Pour chaque impact au sol, il y a un meilleur rebond, c’est un peu le même effet qu’un ressort.

Anne-Laure Ménard, experte en biomécanique
Il célèbre son exploit en levant les bras.

Eliud Kipchoge, premier homme à courir le marathon en moins de 2 heures.

Photo : Getty Images / ALEX HALADA

Le règlement de l’IAAF va comme suit. Les athlètes peuvent compétitionner pieds nus, ou porter une chaussure sur un pied ou sur les deux. La fonction de la chaussure est d’assurer une protection et de la stabilité aux pieds, et une adhérence adéquate au sol. Ces chaussures ne doivent pas être conçues de manière à donner une aide ou un avantage aux athlètes.

Selon Jonathan Tremblay, professeur en physiologie de l’exercice à l’École de kinésiologie et des sciences de l’activité physique à l’Université de Montréal, le bénéfice d’utiliser cette chaussure pour Eliud Kipchoge n’a pas été majeur.

« On avait déjà prédit avec les modèles mathématiques que la performance optimale, maximale, d’un athlète au marathon pouvait être autour de 1 h 57 min, 1 h 58 min », explique-t-il.

Elles sont vertes.

Photo d'une espadrille Nike ZoomX Vaporfly NEXT% prise lors du marathon de Londres en 2019.

Photo : Getty Images / Joe Maher

Tracer la ligne

Joint par Radio-Canada Sports, la Fédération internationale d’athlétisme a reconnu la pertinence du débat. Elle convient que certaines formes de technologie peuvent avantager les marathoniens et les marathoniennes. Elle se penchera bientôt, dans un comité composé de deux anciens athlètes et d’experts en science, en biomécanique, en éthique, en équipement sportif et en droit, sur le point d’équilibre entre le soutien au développement technologique et l’intégrité du sport.

« Si on mettait des ressorts dans une chaussure, est-ce qu’on pourrait l’utiliser, si on se rend compte qu’elle améliore les performances de genre 10 %? C’est là où ça nous prend une réglementation assez claire, et qui s’applique à tout le monde », dit Anne-Laure Ménard.
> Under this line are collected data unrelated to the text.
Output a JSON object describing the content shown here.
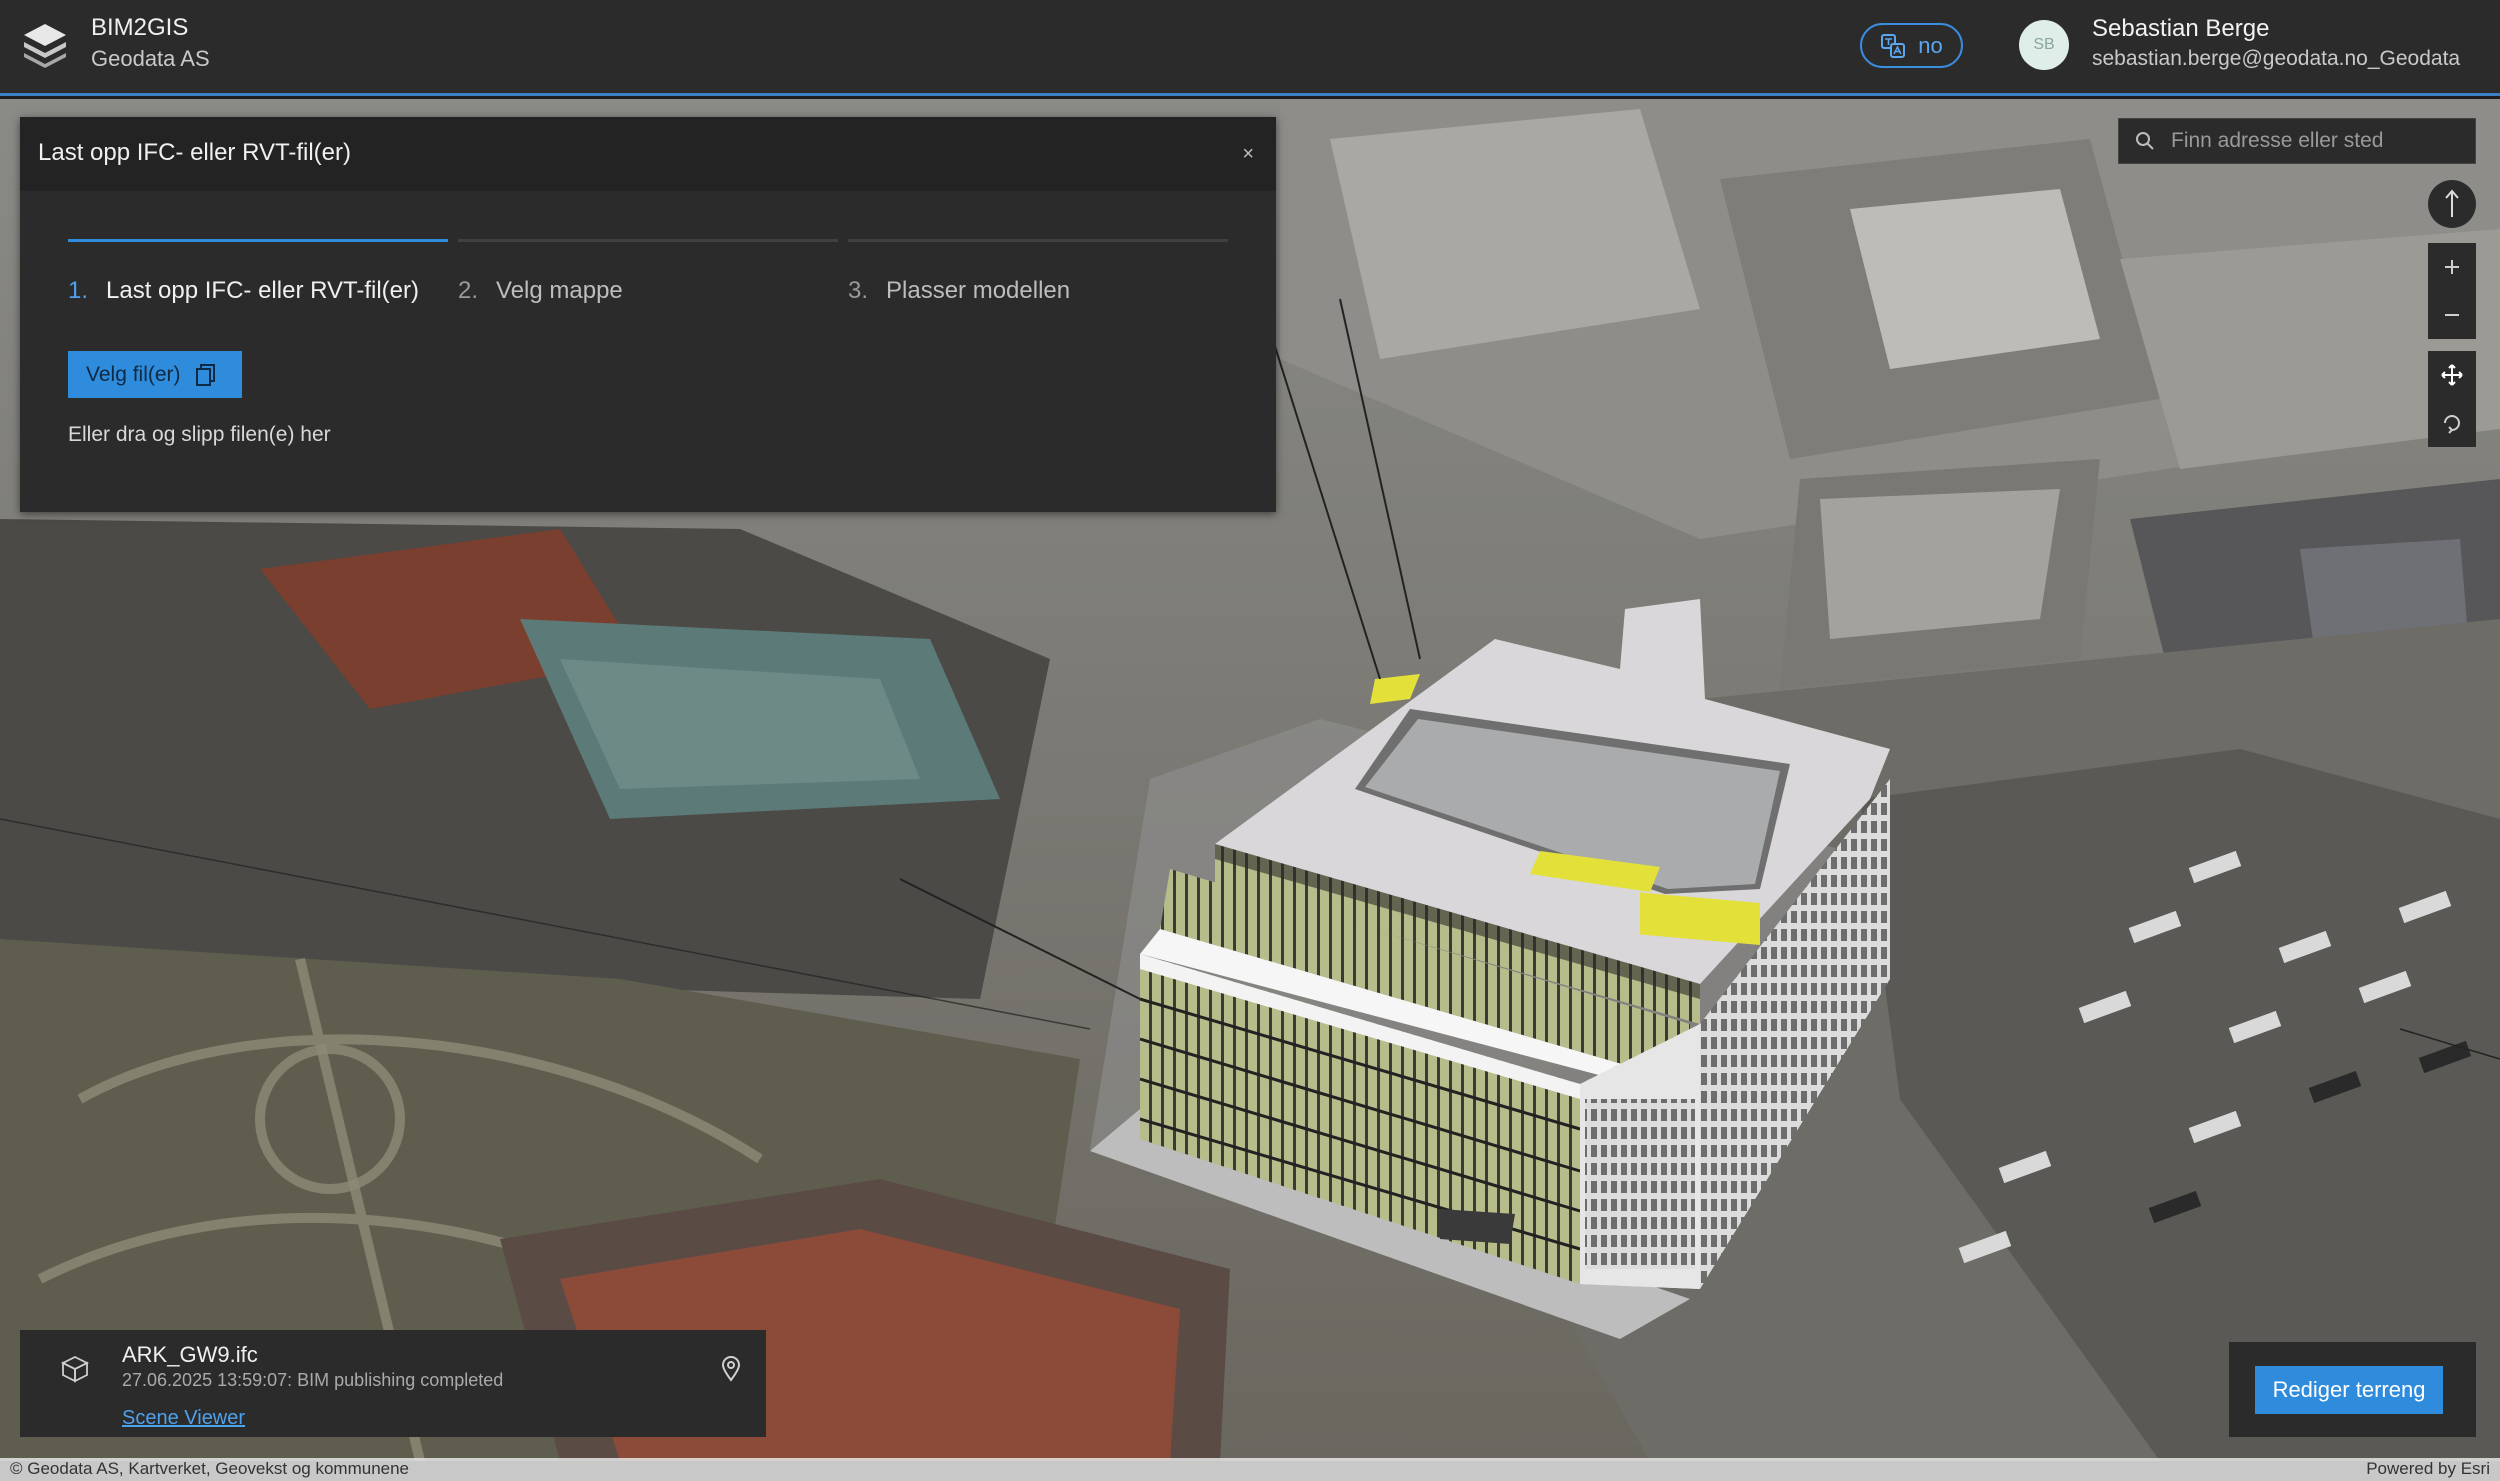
{
  "header": {
    "app_title": "BIM2GIS",
    "org_name": "Geodata AS",
    "language": "no",
    "avatar_initials": "SB",
    "user_name": "Sebastian Berge",
    "user_email": "sebastian.berge@geodata.no_Geodata"
  },
  "upload_panel": {
    "title": "Last opp IFC- eller RVT-fil(er)",
    "close_glyph": "×",
    "steps": [
      {
        "num": "1.",
        "label": "Last opp IFC- eller RVT-fil(er)",
        "active": true
      },
      {
        "num": "2.",
        "label": "Velg mappe",
        "active": false
      },
      {
        "num": "3.",
        "label": "Plasser modellen",
        "active": false
      }
    ],
    "choose_button": "Velg fil(er)",
    "drop_hint": "Eller dra og slipp filen(e) her"
  },
  "search": {
    "placeholder": "Finn adresse eller sted"
  },
  "map_tools": [
    {
      "name": "compass-button",
      "icon": "north-arrow-icon"
    },
    {
      "name": "zoom-in-button",
      "icon": "plus-icon"
    },
    {
      "name": "zoom-out-button",
      "icon": "minus-icon"
    },
    {
      "name": "pan-button",
      "icon": "move-icon"
    },
    {
      "name": "rotate-button",
      "icon": "rotate-icon"
    }
  ],
  "model_card": {
    "file_name": "ARK_GW9.ifc",
    "status": "27.06.2025 13:59:07: BIM publishing completed",
    "link": "Scene Viewer"
  },
  "terrain_button": "Rediger terreng",
  "attribution": "© Geodata AS, Kartverket, Geovekst og kommunene",
  "powered_by": "Powered by Esri",
  "colors": {
    "accent": "#2f8bdc",
    "header_bg": "#2b2b2b",
    "panel_bg": "#2b2b2b",
    "highlight_yellow": "#e3e03a"
  }
}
Il n’y a aucune source d’énergie qui vient de là. On ne donne pas d’énergie au coureur. On ne fait que lui restituer une partie de l’énergie qui était perdue.

Jonathan Tremblay, professeur en physiologie de l'exercice

Et pour tous les autres coureurs

La ZoomX Vaporfly NEXT% est bien connue dans le milieu de la course et plusieurs l’ont adoptée. En plus d’être une experte en biomécanique, Anne-Laure Ménard est aussi une coureuse de calibre provincial, et elle a constaté l’effet d’attraction de l'équipement auprès des adeptes du marathon. Elle ne croit pas que la chaussure sera bannie, du moins pas à court terme. Selon elle, la clé réside dans l’accessibilité.

D’ailleurs, d’autres équipementiers offrent aussi une espadrille munie d’une plaque de carbone. Et le progrès est une chose bien embêtante à arrêter.

La chaussure que l’on portera dans 10 ans sera bien meilleure que celle qu’on porte aujourd’hui.

Anne-Laure Ménard, experte en biomécanique

Reste un réel point susceptible d'insurrection. Le prix prohibitif de la chaussure qui s’écoule, lorsque disponible, pour une somme avoisinant les 330 $. Une situation qui, si elle reste inchangée, pourrait s’avérer un obstacle à l’accessibilité.

Des éléments fondamentaux à considérer pour l’IAAF lorsqu’elle statuera sur la question.